Unsurprisingly, Poland’s rating in democracy and governance dropped while the PiS was in power and has only recently rebounded after the Civil Coalition and its allies wrested control and enacted course-reversing reforms after its 2023 parliamentary win. Those gains however are now threatened by the recent presidential win of Eurosceptic and PiS member, Karol Nawrocki, who narrowly beat centrist candidate Rafał Trzaskowski in a highly polarized election in October.

Nawrocki is expected to use his presidential veto power to obstruct Prime Minister Donald Tusk’s reform agenda, particularly on efforts aimed at restoring judicial independence, strengthening media freedom, and aligning Poland more closely with the EU. Poland’s future democratic progress is now uncertain and its Governance pillar scores face renewed downward pressure.

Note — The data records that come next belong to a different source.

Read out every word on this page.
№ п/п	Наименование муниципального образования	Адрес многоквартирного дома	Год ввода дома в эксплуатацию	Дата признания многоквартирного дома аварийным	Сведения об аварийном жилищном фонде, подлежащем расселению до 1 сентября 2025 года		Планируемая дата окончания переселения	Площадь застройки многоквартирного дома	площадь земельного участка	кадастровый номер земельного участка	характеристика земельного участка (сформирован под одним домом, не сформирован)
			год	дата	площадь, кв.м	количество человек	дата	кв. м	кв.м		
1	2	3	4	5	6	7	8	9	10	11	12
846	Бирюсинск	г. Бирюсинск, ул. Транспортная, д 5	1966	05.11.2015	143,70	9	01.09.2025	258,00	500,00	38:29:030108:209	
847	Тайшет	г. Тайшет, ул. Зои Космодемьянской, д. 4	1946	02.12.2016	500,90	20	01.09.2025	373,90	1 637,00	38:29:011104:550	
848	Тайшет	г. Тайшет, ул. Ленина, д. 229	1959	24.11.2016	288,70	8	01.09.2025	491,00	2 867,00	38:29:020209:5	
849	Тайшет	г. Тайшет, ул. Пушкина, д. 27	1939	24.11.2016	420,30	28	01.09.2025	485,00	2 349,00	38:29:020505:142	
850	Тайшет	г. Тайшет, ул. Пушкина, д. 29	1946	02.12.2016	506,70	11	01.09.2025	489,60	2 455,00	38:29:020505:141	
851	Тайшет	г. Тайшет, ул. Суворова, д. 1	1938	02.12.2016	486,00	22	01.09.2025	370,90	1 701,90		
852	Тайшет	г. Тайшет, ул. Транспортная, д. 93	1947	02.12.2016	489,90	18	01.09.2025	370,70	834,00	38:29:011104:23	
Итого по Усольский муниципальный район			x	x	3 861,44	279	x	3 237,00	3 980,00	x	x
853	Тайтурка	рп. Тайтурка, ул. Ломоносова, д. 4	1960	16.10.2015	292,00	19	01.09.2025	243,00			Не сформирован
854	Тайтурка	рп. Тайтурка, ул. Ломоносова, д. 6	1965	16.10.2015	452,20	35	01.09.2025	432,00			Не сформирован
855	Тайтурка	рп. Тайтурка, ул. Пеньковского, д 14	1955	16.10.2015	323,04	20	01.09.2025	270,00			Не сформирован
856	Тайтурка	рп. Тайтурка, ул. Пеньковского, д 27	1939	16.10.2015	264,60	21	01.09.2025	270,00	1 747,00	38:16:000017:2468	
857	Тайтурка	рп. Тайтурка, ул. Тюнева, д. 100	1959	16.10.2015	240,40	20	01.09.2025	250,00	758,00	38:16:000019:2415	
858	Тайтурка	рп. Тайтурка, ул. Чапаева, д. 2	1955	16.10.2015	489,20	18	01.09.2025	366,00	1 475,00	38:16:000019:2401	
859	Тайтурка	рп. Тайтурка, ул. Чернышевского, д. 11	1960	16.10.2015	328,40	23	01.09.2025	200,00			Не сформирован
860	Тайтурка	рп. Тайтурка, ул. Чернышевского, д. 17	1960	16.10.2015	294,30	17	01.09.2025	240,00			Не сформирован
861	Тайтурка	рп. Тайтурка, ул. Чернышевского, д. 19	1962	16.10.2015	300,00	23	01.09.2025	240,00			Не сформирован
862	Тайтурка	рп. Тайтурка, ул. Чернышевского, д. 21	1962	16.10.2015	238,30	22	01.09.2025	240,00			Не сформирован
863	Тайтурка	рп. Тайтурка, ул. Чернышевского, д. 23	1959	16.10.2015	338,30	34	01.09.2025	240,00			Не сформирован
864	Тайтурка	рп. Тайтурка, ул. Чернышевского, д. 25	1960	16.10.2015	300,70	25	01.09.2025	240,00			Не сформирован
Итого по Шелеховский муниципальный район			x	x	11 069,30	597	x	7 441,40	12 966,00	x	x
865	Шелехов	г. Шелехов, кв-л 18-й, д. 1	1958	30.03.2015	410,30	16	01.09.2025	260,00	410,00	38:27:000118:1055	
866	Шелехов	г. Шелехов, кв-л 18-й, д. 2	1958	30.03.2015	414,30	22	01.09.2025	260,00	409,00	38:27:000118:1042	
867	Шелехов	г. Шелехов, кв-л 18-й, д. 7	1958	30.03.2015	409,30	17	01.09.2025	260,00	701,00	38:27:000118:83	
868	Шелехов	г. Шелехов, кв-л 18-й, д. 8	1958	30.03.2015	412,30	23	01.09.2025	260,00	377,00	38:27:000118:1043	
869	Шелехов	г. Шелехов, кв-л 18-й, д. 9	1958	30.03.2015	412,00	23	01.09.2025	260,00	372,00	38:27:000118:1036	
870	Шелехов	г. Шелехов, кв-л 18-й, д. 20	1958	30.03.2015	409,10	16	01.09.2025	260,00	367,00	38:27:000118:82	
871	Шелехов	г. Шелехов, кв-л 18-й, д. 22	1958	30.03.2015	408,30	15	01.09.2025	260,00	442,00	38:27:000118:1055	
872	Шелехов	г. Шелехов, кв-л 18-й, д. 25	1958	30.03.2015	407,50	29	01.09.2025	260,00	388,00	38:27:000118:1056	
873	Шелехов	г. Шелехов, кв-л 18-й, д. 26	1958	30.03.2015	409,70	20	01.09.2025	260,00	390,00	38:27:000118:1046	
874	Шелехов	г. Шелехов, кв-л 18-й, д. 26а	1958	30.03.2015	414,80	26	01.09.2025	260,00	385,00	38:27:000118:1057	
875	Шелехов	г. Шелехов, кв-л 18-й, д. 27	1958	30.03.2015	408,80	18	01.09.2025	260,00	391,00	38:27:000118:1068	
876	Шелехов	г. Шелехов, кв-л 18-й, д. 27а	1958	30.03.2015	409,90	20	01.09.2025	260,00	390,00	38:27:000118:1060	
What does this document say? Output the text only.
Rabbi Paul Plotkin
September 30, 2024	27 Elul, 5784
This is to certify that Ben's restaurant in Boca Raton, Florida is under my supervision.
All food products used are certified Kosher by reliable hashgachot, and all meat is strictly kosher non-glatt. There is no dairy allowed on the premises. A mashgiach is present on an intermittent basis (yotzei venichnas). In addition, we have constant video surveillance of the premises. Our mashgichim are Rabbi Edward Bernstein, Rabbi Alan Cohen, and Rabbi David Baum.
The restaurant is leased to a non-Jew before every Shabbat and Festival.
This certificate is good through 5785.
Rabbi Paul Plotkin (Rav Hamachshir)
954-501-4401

Figure 3 - Governance scores, Poland (2015 - 2025)

Source: Robeco, October 2025.

Bulgaria – with great progress come great expectations

Bulgaria has undergone a remarkable transformation since joining the EU in 2007, reflected in several key milestones: it achieved high-income status in 20241 and will also soon adopt the euro in January 2026. These achievements should considerably facilitate investments as they virtually eliminate currency risk, enhance policy credibility, and should lower borrowing costs through improved market confidence and access to ECB support.

They will also bring more scrutiny with EU benchmarks and peers, including ESG performance. Still, it’s off to a good start, outranking many of its EU counterparts, particularly when it comes to reducing GHG emissions and protecting biodiversity. Moreover, the government is committed to achieving the EU’s Green Deal targets.

While it has made commendable progress in economic development and environmental adaptation, deep-rooted social and governance challenges continue to constrain its long-term potential, especially compared to EU peers. To fully realize the benefits of Eurozone membership, Bulgaria will need to address institutional weaknesses, reverse demographic decline, and ensure inclusive growth.

Figure 4 - Development of Bulgaria’s ESG scores vs. European peers (2000-2025)

Source: Robeco, October 2025. Bulgaria (blue) vs. European peers (grey)

Thematic spotlight – physical climate risks

Extreme weather isn’t just life threatening, it’s economically costly and can severely hamper economic growth and development for the most vulnerable. According to the UN World Meteorological Organization, on average, African countries are losing 2-5% of GDP each year on climate-related impacts. Furthermore, governments are diverting up to 9% of their budgets in response to extreme climate events which they can hardly afford amid high debt levels and constrained public finances.

It can also dampen country credit ratings, making it more costly to borrow and reducing resources spent on real productive projects and programs. The Robeco Country Framework uses data from the University of Notre Dame Gain Index (ND-GAIN), which examines countries’ vulnerability to climate physical risks as well as their readiness to manage these issues. The data is then aggregated into a final score, which can be used to examine a country’s resilience to physical climate risk.

Figure 5 - Measuring country preparedness for physical climate risks

Lower scores indicate that countries are more vulnerable and less prepared for physical climate risks.
Source: University of Notre Dame Global Adaption Index (ND-GAIN), 2025.



Footnote

1 Officially defined by the World Bank as a country with gross national income (GNI) over USD 13,935 (as of 2025). Countries with high-income distinction are characterized by strong economies, developed infrastructure and have high per capita standards of living.